Excerpts from Jim Conrad's
Naturalist Newsletter

notes from the May 3, 2015 Newsletter describing a camping trip in the forest south of Las Vigas in northern Veracruz, México
BASALT

Basalt rock

At Reserva San Juan del Monte walking through the forest isn't easy because in many places the basaltic rock forming the bedrock is exposed in jaggedly irregular forms. Often the basalt contains holes covered with grass so when you step there your leg gets swallowed and you lose some skin. Above, you can see a rock of basalt, typically black and with the texture of frozen grits.

Below, a close-up of the above rock, with ridges on my fingertips providing scale, reveals tiny, white thingies embedded in the black rock matrix, with larger splotches of dark reddish rustiness here and there:

basalt close-up

Basalt is the most abundant of the planet's bedrocks, though over very large areas you can't find it locally; I never saw basalt in Kentucky. That's because basalt is of igneous origin, typically associated with volcanic activities, and Kentucky's landscape is developed atop sedimentary rock, especially limestone, sandstone, and sediment itself. The Reserve's basalt has formed from ancient lava issued from Cofre de Perote Volcano.

Basalt starts out as gravy-like volcanic magma or lava at or near the landscape's surface. Its position at or near the surface is important, because there it cools relatively fast -- so fast that mineral compounds in the molten magma or lava don't have time to form large crystals. Magma that cools deep within the earth may cool for centuries, during which time its constituent mineral compounds have the time to coalesce and solidify into large, sometimes gigantic crystals. The resulting rock bearing large crystals may have the same mineral composition as our basalt, but its texture will be very different, and so, by definition, won't be basalt. A rock with the same chemical composition as our basalt at Las Vigas, but with a coarser texture, would be called gabbro.

Basalt does contain crystals, but they're so tiny that the naked eye can't make them out. Or maybe they're just barely visible, which is the case in our close-up, where the tiny, white objects are either microscopic white minerals or reflective crystal faces.

If erupted lava lands in water where it cools very rapidly, then the lava's mineral compounds don't even have time to make microscopic crystals. The magma freezes into something like glass with no or very little crystaline structure at all. Such rock, usually black, is called obsidian.

Basalt rock contains a fair amount of iron, so the rusty-red stains on our rock close-up are simply areas with higher concentrations of iron that has rusted when exposed to the air. When something rusts, its iron atoms combine with oxygen atoms to form iron oxide, which is rust.
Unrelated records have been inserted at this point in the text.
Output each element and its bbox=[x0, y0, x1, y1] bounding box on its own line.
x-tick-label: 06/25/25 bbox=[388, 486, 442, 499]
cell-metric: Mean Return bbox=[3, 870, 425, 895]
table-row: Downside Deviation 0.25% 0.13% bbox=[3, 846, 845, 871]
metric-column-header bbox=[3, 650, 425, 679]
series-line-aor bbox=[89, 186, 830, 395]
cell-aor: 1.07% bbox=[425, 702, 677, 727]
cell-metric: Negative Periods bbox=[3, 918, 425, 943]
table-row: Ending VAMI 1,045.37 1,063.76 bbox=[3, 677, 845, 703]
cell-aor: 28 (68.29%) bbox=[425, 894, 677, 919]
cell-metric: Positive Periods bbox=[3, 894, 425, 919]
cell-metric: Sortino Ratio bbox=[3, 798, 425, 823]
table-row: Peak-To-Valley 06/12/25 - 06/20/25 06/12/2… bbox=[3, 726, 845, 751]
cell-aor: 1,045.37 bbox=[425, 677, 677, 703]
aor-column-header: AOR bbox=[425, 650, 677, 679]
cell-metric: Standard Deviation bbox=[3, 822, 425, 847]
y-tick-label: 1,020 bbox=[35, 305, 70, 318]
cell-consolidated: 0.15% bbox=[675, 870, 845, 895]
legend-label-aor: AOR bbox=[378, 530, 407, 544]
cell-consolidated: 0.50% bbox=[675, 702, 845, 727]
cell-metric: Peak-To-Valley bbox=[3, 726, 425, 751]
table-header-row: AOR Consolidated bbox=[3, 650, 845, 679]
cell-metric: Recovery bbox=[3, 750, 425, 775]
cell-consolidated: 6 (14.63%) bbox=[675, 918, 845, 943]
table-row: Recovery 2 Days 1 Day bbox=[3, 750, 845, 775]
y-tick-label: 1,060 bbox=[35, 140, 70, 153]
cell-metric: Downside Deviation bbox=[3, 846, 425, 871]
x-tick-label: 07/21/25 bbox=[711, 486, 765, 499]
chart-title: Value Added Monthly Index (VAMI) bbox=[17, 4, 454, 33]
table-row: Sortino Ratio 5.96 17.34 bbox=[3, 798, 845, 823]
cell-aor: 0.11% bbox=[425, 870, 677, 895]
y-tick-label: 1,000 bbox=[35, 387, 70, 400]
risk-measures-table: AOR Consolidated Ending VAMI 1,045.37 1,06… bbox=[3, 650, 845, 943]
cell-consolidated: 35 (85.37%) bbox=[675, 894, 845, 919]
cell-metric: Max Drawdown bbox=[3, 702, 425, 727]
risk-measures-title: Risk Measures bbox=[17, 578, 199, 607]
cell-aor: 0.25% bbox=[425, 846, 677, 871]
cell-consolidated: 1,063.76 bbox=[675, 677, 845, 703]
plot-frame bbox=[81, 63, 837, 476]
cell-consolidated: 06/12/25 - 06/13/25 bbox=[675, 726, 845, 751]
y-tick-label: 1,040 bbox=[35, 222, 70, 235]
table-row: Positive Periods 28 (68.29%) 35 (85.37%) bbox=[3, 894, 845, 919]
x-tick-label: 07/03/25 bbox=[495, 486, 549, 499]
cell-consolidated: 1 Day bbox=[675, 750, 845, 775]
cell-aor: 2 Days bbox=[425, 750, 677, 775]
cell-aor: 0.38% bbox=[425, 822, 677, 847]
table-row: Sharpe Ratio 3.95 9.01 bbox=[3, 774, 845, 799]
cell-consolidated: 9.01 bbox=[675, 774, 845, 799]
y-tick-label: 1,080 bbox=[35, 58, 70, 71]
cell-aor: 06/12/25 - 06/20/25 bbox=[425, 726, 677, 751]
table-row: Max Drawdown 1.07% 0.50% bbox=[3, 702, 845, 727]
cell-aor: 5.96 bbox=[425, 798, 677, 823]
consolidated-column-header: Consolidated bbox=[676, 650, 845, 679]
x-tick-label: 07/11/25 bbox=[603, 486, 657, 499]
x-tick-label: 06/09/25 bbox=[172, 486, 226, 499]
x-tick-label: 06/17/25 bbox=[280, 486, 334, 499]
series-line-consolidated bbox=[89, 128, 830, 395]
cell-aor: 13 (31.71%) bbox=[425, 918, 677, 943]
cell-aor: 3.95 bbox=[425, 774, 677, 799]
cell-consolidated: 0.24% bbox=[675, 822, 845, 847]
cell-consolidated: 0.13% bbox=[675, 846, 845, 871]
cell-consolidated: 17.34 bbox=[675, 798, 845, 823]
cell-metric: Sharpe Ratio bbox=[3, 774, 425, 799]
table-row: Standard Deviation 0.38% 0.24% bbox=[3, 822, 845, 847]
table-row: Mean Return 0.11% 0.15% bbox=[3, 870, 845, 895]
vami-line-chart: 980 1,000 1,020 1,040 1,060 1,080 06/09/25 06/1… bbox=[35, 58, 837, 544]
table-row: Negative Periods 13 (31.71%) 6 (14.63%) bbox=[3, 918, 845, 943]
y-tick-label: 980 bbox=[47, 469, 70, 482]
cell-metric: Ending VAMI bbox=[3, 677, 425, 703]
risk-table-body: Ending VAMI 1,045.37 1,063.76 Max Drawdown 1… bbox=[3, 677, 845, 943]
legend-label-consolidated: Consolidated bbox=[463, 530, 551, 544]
Identifying a rock type can be a tricky business, especially because there are no strict boundaries between rock types. For example, there's limestone and there's shale, and there's limy shale, and all gradations between them. It's the same way with basalt. I knew to call the black rock at Las Vigas basalt because we were in a volcanic area, the rock type most to be expected in such areas is basalt, and our rock had the color and texture of basalt I'd seen elsewhere.

More technically, the definition of basalt is that it's an igneous rock of a certain fine texture (frozen grits) composed of less than 20% quartz and less than 10% feldspar by volume, and with at least 65% of its feldspar in the form of plagioclase.